• Guys in their fifties named Skip.
• Anyone who pays for vaginal jelly with a platinum credit card.
• An airline pilot wearing two different shoes.
• A proctologist with poor depth perception.
• A pimp who drives a Ford Escort.
• A gynecologist who wants my wife to have three Quaaludes before the examination.
• Guys with a lot of small pins on their hats.
• Anyone who mentions Jesus more than 300 times in a two-minute conversation.
• A dentist with blood in his hair.
• Any woman whose hobby is breast-feeding zoo animals.
• A funeral director who says, “Hope to see you folks again real soon.”
• A man with only one lip.
• A Boy Scoutmaster who works at a dildo shop.
• People who know the third verse to the “Star Spangled Banner.”
• Any lawyer who refers to the police as “the federales.”

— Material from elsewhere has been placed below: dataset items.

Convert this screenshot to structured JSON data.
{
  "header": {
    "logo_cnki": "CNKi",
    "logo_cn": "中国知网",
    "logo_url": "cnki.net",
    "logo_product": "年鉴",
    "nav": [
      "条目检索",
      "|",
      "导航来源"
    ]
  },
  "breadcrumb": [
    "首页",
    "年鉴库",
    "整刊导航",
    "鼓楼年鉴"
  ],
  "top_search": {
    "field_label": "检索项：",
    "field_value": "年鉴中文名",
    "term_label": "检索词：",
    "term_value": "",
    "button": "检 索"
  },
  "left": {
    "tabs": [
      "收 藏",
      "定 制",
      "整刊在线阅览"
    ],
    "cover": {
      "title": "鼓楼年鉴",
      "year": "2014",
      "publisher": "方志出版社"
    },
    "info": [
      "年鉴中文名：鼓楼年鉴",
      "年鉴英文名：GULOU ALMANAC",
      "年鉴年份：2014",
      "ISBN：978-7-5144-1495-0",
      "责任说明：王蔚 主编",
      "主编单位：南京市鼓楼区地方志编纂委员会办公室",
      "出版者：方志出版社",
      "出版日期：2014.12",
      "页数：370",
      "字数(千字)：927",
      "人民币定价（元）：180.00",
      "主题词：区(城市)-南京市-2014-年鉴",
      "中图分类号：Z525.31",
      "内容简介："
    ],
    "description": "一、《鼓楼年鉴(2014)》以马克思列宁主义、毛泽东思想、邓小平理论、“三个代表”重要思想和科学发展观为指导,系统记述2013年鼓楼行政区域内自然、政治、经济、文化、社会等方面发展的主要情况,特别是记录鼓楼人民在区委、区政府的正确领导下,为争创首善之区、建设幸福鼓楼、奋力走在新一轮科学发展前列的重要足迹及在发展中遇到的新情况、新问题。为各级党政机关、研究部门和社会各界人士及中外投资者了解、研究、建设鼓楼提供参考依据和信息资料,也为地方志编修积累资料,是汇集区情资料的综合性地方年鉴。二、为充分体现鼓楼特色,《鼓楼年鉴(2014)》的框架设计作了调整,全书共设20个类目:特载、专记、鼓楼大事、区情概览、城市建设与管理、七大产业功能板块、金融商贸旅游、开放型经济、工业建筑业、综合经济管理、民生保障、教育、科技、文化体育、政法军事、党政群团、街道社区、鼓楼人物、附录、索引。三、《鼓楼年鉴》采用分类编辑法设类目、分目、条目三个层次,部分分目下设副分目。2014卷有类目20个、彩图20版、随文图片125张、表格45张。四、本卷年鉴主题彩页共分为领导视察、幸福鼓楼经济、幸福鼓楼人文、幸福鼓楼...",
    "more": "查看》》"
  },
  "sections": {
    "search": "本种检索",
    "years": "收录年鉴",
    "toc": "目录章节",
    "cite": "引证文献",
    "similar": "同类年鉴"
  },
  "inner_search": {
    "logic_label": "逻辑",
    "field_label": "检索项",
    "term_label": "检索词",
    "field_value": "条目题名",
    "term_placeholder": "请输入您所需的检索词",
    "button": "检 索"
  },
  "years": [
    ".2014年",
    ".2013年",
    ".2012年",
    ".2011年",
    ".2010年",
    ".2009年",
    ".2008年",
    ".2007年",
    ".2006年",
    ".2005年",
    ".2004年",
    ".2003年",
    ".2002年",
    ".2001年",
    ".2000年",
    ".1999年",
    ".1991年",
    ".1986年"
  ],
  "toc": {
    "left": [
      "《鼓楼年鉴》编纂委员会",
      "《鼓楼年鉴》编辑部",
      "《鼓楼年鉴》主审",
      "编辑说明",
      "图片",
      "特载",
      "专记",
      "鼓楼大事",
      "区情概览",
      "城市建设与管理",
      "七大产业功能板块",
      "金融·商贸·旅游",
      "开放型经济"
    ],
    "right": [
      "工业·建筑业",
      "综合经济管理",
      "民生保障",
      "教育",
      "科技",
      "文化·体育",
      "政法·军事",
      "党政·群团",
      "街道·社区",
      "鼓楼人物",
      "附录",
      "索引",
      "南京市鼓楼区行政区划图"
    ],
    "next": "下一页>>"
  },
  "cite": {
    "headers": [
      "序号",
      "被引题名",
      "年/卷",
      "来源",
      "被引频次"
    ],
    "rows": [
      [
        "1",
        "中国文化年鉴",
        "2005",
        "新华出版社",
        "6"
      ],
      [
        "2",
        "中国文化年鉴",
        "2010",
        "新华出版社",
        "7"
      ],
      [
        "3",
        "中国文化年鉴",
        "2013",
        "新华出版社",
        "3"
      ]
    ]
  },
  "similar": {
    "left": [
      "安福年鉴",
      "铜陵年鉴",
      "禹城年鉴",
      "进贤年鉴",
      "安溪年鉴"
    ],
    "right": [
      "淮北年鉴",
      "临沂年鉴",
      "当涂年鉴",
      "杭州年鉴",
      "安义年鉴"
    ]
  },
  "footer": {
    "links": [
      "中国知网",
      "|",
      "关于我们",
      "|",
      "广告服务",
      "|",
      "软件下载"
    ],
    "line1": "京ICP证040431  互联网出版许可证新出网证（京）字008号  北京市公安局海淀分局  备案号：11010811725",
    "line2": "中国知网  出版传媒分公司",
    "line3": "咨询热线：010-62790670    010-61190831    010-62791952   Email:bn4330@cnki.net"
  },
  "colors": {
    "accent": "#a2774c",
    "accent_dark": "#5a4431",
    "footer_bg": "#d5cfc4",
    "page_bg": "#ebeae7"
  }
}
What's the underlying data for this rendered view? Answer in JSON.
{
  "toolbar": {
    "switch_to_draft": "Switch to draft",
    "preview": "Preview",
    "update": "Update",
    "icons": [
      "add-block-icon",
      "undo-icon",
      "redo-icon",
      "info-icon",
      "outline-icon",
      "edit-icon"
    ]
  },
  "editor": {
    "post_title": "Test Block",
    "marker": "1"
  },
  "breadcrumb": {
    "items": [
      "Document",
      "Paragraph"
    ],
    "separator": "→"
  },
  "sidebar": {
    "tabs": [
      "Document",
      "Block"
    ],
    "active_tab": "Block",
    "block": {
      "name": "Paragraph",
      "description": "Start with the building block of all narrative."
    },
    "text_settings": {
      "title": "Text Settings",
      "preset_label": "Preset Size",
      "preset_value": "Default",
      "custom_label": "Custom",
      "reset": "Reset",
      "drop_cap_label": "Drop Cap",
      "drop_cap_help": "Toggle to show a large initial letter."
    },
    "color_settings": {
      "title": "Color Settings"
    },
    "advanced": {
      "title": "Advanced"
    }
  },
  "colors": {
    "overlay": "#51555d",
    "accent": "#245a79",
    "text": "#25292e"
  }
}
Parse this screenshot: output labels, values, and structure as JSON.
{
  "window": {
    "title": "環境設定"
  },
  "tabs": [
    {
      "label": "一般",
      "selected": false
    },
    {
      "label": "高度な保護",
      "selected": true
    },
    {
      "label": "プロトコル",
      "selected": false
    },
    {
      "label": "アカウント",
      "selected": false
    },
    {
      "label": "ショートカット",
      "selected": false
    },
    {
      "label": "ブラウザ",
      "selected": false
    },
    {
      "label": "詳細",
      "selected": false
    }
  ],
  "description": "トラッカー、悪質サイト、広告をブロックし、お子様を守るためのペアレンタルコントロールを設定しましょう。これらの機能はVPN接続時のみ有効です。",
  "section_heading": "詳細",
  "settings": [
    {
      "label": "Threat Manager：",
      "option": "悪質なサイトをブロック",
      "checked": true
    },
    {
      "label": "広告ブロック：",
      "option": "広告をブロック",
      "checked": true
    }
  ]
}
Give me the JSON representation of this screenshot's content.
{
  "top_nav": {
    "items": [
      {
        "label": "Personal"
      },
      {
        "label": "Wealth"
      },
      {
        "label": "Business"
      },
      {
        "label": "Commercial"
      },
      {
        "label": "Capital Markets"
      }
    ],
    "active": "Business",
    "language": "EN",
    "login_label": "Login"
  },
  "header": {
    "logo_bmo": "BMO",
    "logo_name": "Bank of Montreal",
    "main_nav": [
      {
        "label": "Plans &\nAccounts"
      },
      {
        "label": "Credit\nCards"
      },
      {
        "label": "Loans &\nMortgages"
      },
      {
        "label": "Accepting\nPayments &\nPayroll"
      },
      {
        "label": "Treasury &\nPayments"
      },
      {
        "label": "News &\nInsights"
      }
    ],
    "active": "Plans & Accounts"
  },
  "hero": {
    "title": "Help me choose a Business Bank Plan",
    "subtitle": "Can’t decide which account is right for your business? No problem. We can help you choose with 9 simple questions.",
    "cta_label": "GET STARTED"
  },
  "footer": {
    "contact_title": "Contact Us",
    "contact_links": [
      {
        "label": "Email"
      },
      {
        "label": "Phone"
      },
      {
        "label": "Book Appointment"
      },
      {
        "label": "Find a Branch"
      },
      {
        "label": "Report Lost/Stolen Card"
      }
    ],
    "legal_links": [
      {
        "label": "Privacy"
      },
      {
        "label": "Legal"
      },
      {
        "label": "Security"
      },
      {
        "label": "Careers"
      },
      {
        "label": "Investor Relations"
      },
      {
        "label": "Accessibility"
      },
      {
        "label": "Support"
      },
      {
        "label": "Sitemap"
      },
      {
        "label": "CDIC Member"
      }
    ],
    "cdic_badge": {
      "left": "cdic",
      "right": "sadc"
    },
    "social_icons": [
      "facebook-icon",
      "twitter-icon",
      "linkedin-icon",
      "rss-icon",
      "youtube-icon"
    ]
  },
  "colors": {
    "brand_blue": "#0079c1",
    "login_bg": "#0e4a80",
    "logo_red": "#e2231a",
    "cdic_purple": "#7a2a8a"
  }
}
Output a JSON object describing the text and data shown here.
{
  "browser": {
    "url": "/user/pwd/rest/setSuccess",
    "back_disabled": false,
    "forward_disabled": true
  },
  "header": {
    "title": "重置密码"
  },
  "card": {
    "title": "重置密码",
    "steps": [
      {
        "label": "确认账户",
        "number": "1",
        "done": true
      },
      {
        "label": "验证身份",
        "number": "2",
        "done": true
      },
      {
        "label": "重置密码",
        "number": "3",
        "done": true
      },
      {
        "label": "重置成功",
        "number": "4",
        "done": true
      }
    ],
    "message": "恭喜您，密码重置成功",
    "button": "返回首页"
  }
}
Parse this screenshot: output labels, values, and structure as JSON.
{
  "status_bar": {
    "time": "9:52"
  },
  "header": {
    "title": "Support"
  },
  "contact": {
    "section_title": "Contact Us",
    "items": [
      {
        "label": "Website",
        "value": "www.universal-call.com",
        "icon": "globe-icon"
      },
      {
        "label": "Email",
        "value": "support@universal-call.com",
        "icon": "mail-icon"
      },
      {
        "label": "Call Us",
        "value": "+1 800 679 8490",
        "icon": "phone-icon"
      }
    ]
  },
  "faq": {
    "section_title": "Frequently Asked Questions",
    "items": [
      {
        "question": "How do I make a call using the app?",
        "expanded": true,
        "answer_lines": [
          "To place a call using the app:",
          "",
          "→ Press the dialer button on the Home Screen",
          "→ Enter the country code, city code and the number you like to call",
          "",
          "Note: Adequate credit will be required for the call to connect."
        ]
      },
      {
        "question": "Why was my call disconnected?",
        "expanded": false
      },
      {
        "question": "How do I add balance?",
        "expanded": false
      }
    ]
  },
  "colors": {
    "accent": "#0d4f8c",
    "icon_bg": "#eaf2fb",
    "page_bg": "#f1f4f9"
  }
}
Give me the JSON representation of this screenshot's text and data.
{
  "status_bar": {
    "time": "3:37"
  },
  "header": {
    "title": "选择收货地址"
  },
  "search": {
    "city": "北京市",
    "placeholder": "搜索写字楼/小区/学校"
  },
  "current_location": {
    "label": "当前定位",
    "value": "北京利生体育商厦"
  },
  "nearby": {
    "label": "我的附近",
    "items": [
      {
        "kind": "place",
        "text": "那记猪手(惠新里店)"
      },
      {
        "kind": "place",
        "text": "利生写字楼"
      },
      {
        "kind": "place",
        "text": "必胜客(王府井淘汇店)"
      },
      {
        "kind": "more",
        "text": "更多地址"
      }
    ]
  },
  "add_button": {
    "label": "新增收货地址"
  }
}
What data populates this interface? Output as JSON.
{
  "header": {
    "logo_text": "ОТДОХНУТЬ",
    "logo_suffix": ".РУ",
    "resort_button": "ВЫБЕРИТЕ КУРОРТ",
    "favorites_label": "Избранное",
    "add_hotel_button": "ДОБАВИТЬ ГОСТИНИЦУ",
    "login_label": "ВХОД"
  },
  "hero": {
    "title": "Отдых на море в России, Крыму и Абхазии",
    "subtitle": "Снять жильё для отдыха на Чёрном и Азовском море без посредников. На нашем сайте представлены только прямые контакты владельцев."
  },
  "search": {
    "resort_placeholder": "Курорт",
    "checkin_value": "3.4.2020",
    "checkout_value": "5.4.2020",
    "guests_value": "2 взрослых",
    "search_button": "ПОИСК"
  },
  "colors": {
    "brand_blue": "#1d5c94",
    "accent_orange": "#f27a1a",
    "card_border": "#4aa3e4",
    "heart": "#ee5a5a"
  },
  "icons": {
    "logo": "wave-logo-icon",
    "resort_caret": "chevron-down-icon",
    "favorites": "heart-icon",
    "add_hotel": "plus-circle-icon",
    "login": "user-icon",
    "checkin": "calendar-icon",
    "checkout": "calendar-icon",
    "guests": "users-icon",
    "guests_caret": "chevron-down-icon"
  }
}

• A cross-eyed nun with a bullwhip and a bottle of gin.
• Guys who have their names printed on their belts.
• A brain surgeon with BORN TO LOSE tattooed on his hand.
• Couples whose children’s names all start with the same initial.
• A man in a hospital gown, directing traffic.
• A waitress with a visible infection on her serving hand.
• People who have large gums and small teeth.
• Guys who wear the same underwear until it begins to cut off the circulation to their crotch.
• Any woman whose arm hair completely covers her wristwatch.